The Corner

Discrediting the Discreditors

I haven’t read Jerome Corsi’s book, Obama Nation, so I’m not going to defend it from the criticism it’s been getting. However, I can say with confidence that much of the criticism it’s been getting — yesterday in the NYT and today in the Washington Post – seems itself suspect. What we have here is the mainstream media attempting to discredit attempts to discredit Obama, and in the process they are discrediting themselves. Today’s Washington Post story “New Books Aim To Unweave the Obama Narrative,” by Eli Saslow contains this gem:

In 2004, Corsi co-wrote “Unfit for Command,” in which Swift boat veterans criticized Sen. John F. Kerry’s Vietnam War record. That book was also widely disproved.

Um, really? While I think it’s true that not every claim surrounding the dozens and dozens of questions the Swift Vets’ book posed about Kerry’s military record is 100 percent accurate, saying it was “widely disproved” is a bit much. Does the Post have some compelling explanation for how Kerry earned three purple hearts in the span of four months without spending a day in the infirmary? Can they explain how his nonexistent trip to Cambodia was “seared” in his memory? The way Kerry unfairly smeared his commanding officer in Brinkley’s Tour of Duty book such that corrections had to be made for the paperback? Can they explain how he testified to Congress of widespread atrocities committed by American soldiers, entirely without evidence? His high-level participation in an anti-war protest group that spoke openly of assassinating U.S. Senators? etc. At some point, people ought to acknowledge that the Swift Vets charges were effective because there was, in fact, a lot of truth behind them.
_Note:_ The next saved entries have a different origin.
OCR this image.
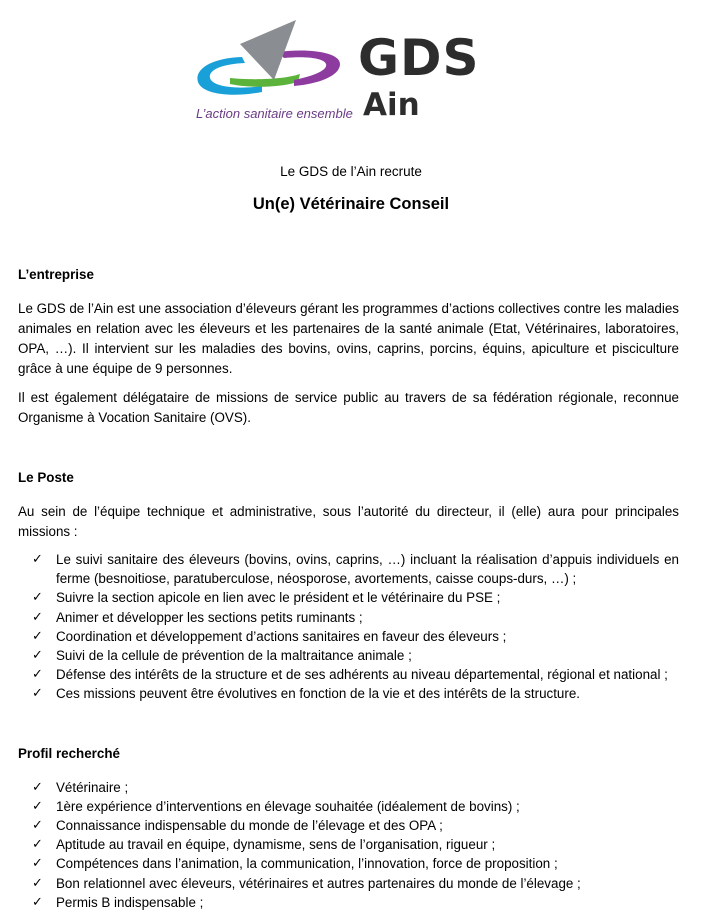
GDS
Ain
L’action sanitaire ensemble
Le GDS de l’Ain recrute
Un(e) Vétérinaire Conseil
L’entreprise

Le GDS de l’Ain est une association d’éleveurs gérant les programmes d’actions collectives contre les maladies animales en relation avec les éleveurs et les partenaires de la santé animale (Etat, Vétérinaires, laboratoires, OPA, …). Il intervient sur les maladies des bovins, ovins, caprins, porcins, équins, apiculture et pisciculture grâce à une équipe de 9 personnes.

Il est également délégataire de missions de service public au travers de sa fédération régionale, reconnue Organisme à Vocation Sanitaire (OVS).

Le Poste

Au sein de l’équipe technique et administrative, sous l’autorité du directeur, il (elle) aura pour principales missions :

✓ Le suivi sanitaire des éleveurs (bovins, ovins, caprins, …) incluant la réalisation d’appuis individuels en ferme (besnoitiose, paratuberculose, néosporose, avortements, caisse coups-durs, …) ;
✓ Suivre la section apicole en lien avec le président et le vétérinaire du PSE ;
✓ Animer et développer les sections petits ruminants ;
✓ Coordination et développement d’actions sanitaires en faveur des éleveurs ;
✓ Suivi de la cellule de prévention de la maltraitance animale ;
✓ Défense des intérêts de la structure et de ses adhérents au niveau départemental, régional et national ;
✓ Ces missions peuvent être évolutives en fonction de la vie et des intérêts de la structure.
Profil recherché
✓ Vétérinaire ;
✓ 1ère expérience d’interventions en élevage souhaitée (idéalement de bovins) ;
✓ Connaissance indispensable du monde de l’élevage et des OPA ;
✓ Aptitude au travail en équipe, dynamisme, sens de l’organisation, rigueur ;
✓ Compétences dans l’animation, la communication, l’innovation, force de proposition ;
✓ Bon relationnel avec éleveurs, vétérinaires et autres partenaires du monde de l’élevage ;
✓ Permis B indispensable ;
What’s going on with the Swift Vets is nothing less than an attempt to completely rewrite history. Once the media is done tar and feathering the swift vets understandable concerns about Kerry’s miltary record as entirely invented — they then have the gall to use the swift vets example as an example to dismiss all other criticism of Democratic politicians.

Suffering collateral damage here is our own David Freddoso, whose book The Case Against Barack Obama I’m more familiar with and I can vouch for. Also in the Washington Post article:

Authors of the other anti-Obama books were similarly forthcoming about their motives. They wanted not just to analyze Obama but to debunk him, they wrote. In the introduction to “The Case Against Barack Obama,” Freddoso says he felt compelled by duty: “As it became clear that he was going to win the Democratic nomination for president, it seemed irresponsible to stand by as so many were offering admiration, piety, even worship to — of all things — a politician. Because the idea of Barack Obama as a reformer is a great lie.”
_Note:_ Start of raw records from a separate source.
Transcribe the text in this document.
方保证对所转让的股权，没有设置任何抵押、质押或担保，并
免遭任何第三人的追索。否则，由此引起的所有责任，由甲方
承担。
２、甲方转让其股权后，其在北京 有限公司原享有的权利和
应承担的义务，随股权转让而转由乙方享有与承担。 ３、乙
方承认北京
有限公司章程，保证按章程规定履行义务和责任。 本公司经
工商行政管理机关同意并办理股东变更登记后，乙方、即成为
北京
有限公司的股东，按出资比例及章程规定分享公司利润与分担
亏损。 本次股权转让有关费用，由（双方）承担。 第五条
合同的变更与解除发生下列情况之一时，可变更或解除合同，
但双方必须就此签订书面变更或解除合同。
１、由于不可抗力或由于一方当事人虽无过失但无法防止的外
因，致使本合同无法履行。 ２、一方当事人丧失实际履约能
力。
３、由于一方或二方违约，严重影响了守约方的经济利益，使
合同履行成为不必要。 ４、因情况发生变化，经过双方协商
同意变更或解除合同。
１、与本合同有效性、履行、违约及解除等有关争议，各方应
Saslow doesn’t say it, but the clear implication is that Freddoso’s motives are suspect. Since when does a member of the press who suggests that a politician shouldn’t be lionized get accused of having suspect motives? As for Freddoso’s suggestion that Obama as reformer is a “great lie” — that is a verifiable, if also debatable, claim. And it’s one that Freddoso makes compellingly and at length in his book. I’d love to see spectacle that would ensue if Saslow stopped attacking Freddoso’s motives and countered his book by making the case that a card carrying member of the Chicago political machine and unaccomplished Senator is a reformer.